I still have two Parker Fly guitars. A mahogany Fly Classic and a rare Fly Deluxe hardtail (yes, they made a non-trem version). Love them and they have the silkiest neck I have ever tried. Ken Parker was so far ahead of his time that he was ultimately unable to find a market for his designs. Plus guitarists are bunch of fuddy duddies (change any of the old 1950s designs and there is a loud wailing and gnashing of teeth).
There's no such thing as tone wood.
tone wood does exist it really depends on a lot of things though and the effect is very very small but if you've played guitars for a long time those super super super small differences change how you play it but reasonably for the average player it doesnt exist
When is this peer reviewed research on tone wood due out? Will you be making a video about it?
I’m not sure, but I will def make a big video about it when it comes out
I'd say overall the main improvements that have been made in that time are with average quality across all brands. I might be wrong because I wasn't there to experience it, but from what I understand, 30ish years ago choice of brand mattered so much more for the pure build quality of the instrument. Japanese and American made guitars were so ahead of the game that they were (mostly) almost the only options for a high-end guitar. But now paying attention to brand names and location of where it was made doesn't seem to be as big of a deal - you can make any guitar feel great no matter where it was made.
Major improvements in manufacturing making playing guitar more affordable and accessable than it ever was. Back in the day a cheap guitar was commonly a chinese piece of junk with nasty fretwork and faulty electronics. Now you can buy an eigth string multiscale guitar for as much as $180 that is quite decent. Also there are way more options for lefties right now.
Can I have that Parker? I've wanted one since I was a kid. The ones on the used market don't seem to be in the best condition.
I Guess affordable and quality is more scince the 90es...but guitars had slight innovations people dont like, like robot tunners, for example Gibson Robot Series where a masterpiece but the impact was not as expected to be.
The White Stripes guitar guy has a 50es plastic guitar wich made It to the right spot in a genre. A real 50es plastic.
I Guess its all about combinations the guitar scale and its own electrical impedance With the amp wich dilivers the mojo. See how people describes sound "organic, cristal, crunch, chunky, funky, twangy".
Abstract has no limit so thats why the combinations can get catchy, and the trick is Keep the audience ear looped and interested on what the whole compas has to say.

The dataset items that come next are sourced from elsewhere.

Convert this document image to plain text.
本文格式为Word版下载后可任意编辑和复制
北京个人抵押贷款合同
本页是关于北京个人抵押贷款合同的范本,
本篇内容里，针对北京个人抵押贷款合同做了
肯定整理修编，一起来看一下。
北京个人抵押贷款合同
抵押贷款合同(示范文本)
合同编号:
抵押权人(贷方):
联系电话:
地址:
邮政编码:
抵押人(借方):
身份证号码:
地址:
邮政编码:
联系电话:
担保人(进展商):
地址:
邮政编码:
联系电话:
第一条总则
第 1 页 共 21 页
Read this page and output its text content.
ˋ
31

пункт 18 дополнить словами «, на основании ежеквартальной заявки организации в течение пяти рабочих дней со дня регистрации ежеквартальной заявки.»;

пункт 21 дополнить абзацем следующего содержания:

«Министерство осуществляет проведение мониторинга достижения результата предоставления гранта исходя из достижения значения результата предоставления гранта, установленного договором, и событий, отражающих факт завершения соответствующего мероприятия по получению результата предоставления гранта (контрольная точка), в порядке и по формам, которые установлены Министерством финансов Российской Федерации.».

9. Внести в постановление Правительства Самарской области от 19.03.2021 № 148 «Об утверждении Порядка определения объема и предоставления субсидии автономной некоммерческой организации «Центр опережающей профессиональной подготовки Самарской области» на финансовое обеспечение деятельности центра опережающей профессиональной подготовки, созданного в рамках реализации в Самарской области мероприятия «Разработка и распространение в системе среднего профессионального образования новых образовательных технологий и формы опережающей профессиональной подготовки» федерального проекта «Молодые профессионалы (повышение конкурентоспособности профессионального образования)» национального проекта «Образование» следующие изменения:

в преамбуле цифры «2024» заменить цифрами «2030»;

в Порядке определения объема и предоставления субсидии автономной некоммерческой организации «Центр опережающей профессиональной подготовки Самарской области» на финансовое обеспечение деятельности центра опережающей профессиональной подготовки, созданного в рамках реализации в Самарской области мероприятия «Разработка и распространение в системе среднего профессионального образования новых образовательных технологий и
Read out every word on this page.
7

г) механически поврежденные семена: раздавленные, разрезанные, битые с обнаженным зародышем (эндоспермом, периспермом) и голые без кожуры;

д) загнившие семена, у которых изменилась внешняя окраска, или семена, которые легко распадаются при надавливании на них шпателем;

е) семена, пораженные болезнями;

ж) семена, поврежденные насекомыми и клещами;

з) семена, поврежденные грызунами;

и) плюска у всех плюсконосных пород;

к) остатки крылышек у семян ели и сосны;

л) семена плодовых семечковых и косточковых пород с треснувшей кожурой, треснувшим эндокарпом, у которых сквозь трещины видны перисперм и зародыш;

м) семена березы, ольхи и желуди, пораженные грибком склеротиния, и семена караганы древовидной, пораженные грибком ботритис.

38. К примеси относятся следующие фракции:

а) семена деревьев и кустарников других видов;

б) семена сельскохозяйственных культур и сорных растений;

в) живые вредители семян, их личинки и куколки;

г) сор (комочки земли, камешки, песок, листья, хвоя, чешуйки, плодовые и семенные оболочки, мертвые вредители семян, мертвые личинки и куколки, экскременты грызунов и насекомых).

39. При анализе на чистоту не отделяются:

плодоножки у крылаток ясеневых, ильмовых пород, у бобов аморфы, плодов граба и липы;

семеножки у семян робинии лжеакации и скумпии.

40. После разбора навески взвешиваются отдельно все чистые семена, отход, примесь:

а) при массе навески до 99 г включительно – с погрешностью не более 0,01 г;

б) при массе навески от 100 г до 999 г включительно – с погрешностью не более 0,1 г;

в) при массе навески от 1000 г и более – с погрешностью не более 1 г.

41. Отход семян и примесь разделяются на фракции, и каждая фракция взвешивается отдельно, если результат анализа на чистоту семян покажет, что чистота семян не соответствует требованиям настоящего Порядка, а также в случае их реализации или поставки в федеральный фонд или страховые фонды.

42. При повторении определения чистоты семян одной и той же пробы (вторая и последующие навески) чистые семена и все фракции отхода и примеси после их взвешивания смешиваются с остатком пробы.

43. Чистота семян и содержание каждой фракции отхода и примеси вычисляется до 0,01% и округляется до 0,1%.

How many people buys an entire pedal rig to make a Marshall sound like a Mesa or a Blackstar trough a pedal rig just becouse the guitar wont deliver the gain to make It work together...simple is more sometimes.
Tonewood makes no perceptible difference in an electric guitar
I feel like whenever you talk about parkers their prices go up!

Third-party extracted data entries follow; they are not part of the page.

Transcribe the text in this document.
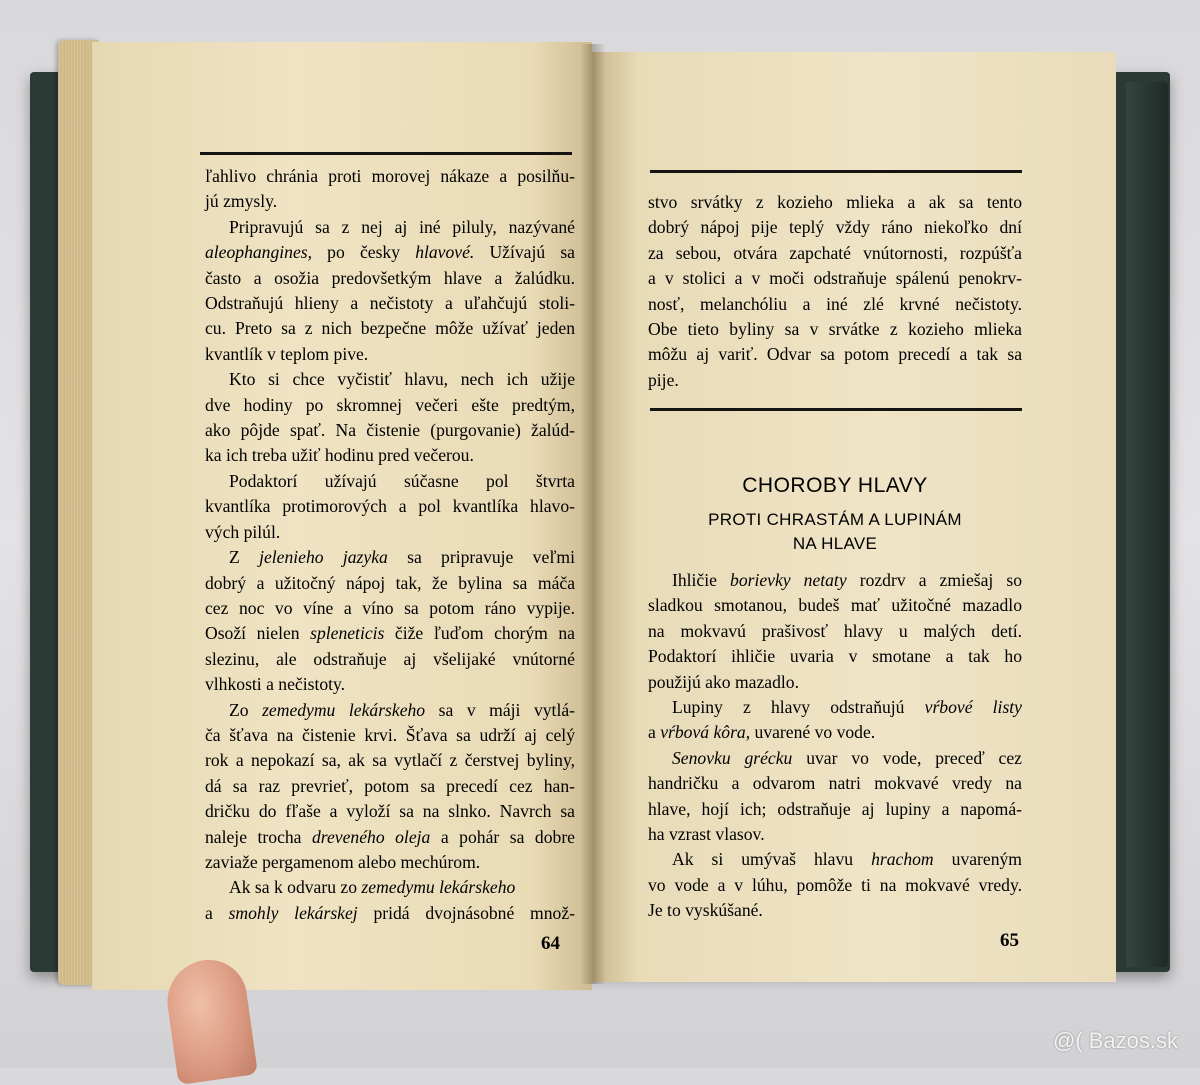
ľahlivo chránia proti morovej nákaze a posilňu-
jú zmysly.
Pripravujú sa z nej aj iné piluly, nazývané
aleophangines, po česky hlavové. Užívajú sa
často a osožia predovšetkým hlave a žalúdku.
Odstraňujú hlieny a nečistoty a uľahčujú stoli-
cu. Preto sa z nich bezpečne môže užívať jeden
kvantlík v teplom pive.
Kto si chce vyčistiť hlavu, nech ich užije
dve hodiny po skromnej večeri ešte predtým,
ako pôjde spať. Na čistenie (purgovanie) žalúd-
ka ich treba užiť hodinu pred večerou.
Podaktorí užívajú súčasne pol štvrta
kvantlíka protimorových a pol kvantlíka hlavo-
vých pilúl.
Z jelenieho jazyka sa pripravuje veľmi
dobrý a užitočný nápoj tak, že bylina sa máča
cez noc vo víne a víno sa potom ráno vypije.
Osoží nielen spleneticis čiže ľuďom chorým na
slezinu, ale odstraňuje aj všelijaké vnútorné
vlhkosti a nečistoty.
Zo zemedymu lekárskeho sa v máji vytlá-
ča šťava na čistenie krvi. Šťava sa udrží aj celý
rok a nepokazí sa, ak sa vytlačí z čerstvej byliny,
dá sa raz prevrieť, potom sa precedí cez han-
dričku do fľaše a vyloží sa na slnko. Navrch sa
naleje trocha dreveného oleja a pohár sa dobre
zaviaže pergamenom alebo mechúrom.
Ak sa k odvaru zo zemedymu lekárskeho
a smohly lekárskej pridá dvojnásobné množ-
64
stvo srvátky z kozieho mlieka a ak sa tento
dobrý nápoj pije teplý vždy ráno niekoľko dní
za sebou, otvára zapchaté vnútornosti, rozpúšťa
a v stolici a v moči odstraňuje spálenú penokrv-
nosť, melanchóliu a iné zlé krvné nečistoty.
Obe tieto byliny sa v srvátke z kozieho mlieka
môžu aj variť. Odvar sa potom precedí a tak sa
pije.
CHOROBY HLAVY
PROTI CHRASTÁM A LUPINÁM
NA HLAVE
Ihličie borievky netaty rozdrv a zmiešaj so
sladkou smotanou, budeš mať užitočné mazadlo
na mokvavú prašivosť hlavy u malých detí.
Podaktorí ihličie uvaria v smotane a tak ho
použijú ako mazadlo.
Lupiny z hlavy odstraňujú vŕbové listy
a vŕbová kôra, uvarené vo vode.
Senovku grécku uvar vo vode, preceď cez
handričku a odvarom natri mokvavé vredy na
hlave, hojí ich; odstraňuje aj lupiny a napomá-
ha vzrast vlasov.
Ak si umývaš hlavu hrachom uvareným
vo vode a v lúhu, pomôže ti na mokvavé vredy.
Je to vyskúšané.
65
@( Bazos.sk
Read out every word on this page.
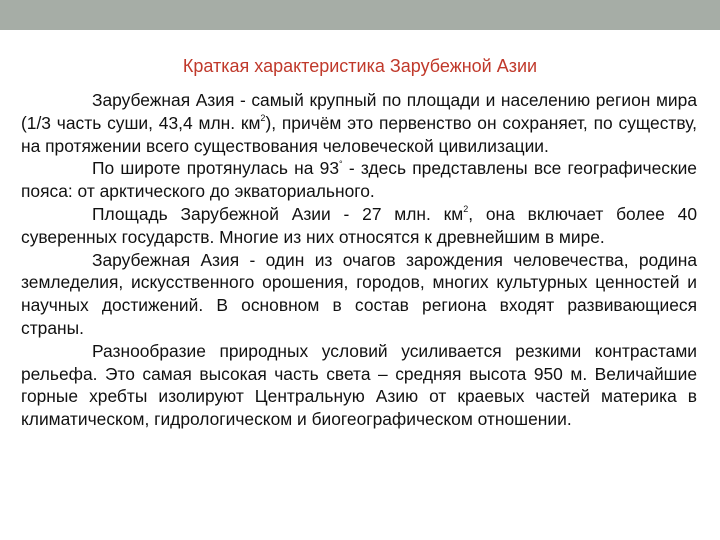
Краткая характеристика Зарубежной Азии

Зарубежная Азия - самый крупный по площади и населению регион мира (1/3 часть суши, 43,4 млн. $км^2$), причём это первенство он сохраняет, по существу, на протяжении всего существования человеческой цивилизации.

По широте протянулась на 93° - здесь представлены все географические пояса: от арктического до экваториального.

Площадь Зарубежной Азии - 27 млн. $км^2$, она включает более 40 суверенных государств. Многие из них относятся к древнейшим в мире.

Зарубежная Азия - один из очагов зарождения человечества, родина земледелия, искусственного орошения, городов, многих культурных ценностей и научных достижений. В основном в состав региона входят развивающиеся страны.

Разнообразие природных условий усиливается резкими контрастами рельефа. Это самая высокая часть света – средняя высота 950 м. Величайшие горные хребты изолируют Центральную Азию от краевых частей материка в климатическом, гидрологическом и биогеографическом отношении.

The biggest advancement has been stainless steel frets in cheap guitars. Yea they need work, but once it’s done, they play well for a lot longer than any name brand guitar
it's too bad that Parker isn't really around still. I would think they would be very popular now if they ever could come back to life.
...surprised Fender doesn't own them :/...
Hi Andre, I am doing my Masters degree on guitar design, ergonomics and injury prevention. In my opinion, there is a long way to go with guitar design for the purposes of ergonomics. I would love to interview you if you would be open to it. I have been watching your videos for a few years and I seem to have come to very similar opinions regarding body shape, neck thickness, string tension and body posture as you. I would love to hear your thoughts on this in more detail if you have time. I will reach out via email too in case you do not see this. Thanks!
There is not one company in the world that has perfectionized the electric guitar while there are numerous details out there that will improve comfortable playing and better quality overall. There are some perfectionists so you will like John Petrucci and Toni Abasi who strive for perfection but they are a very small minority.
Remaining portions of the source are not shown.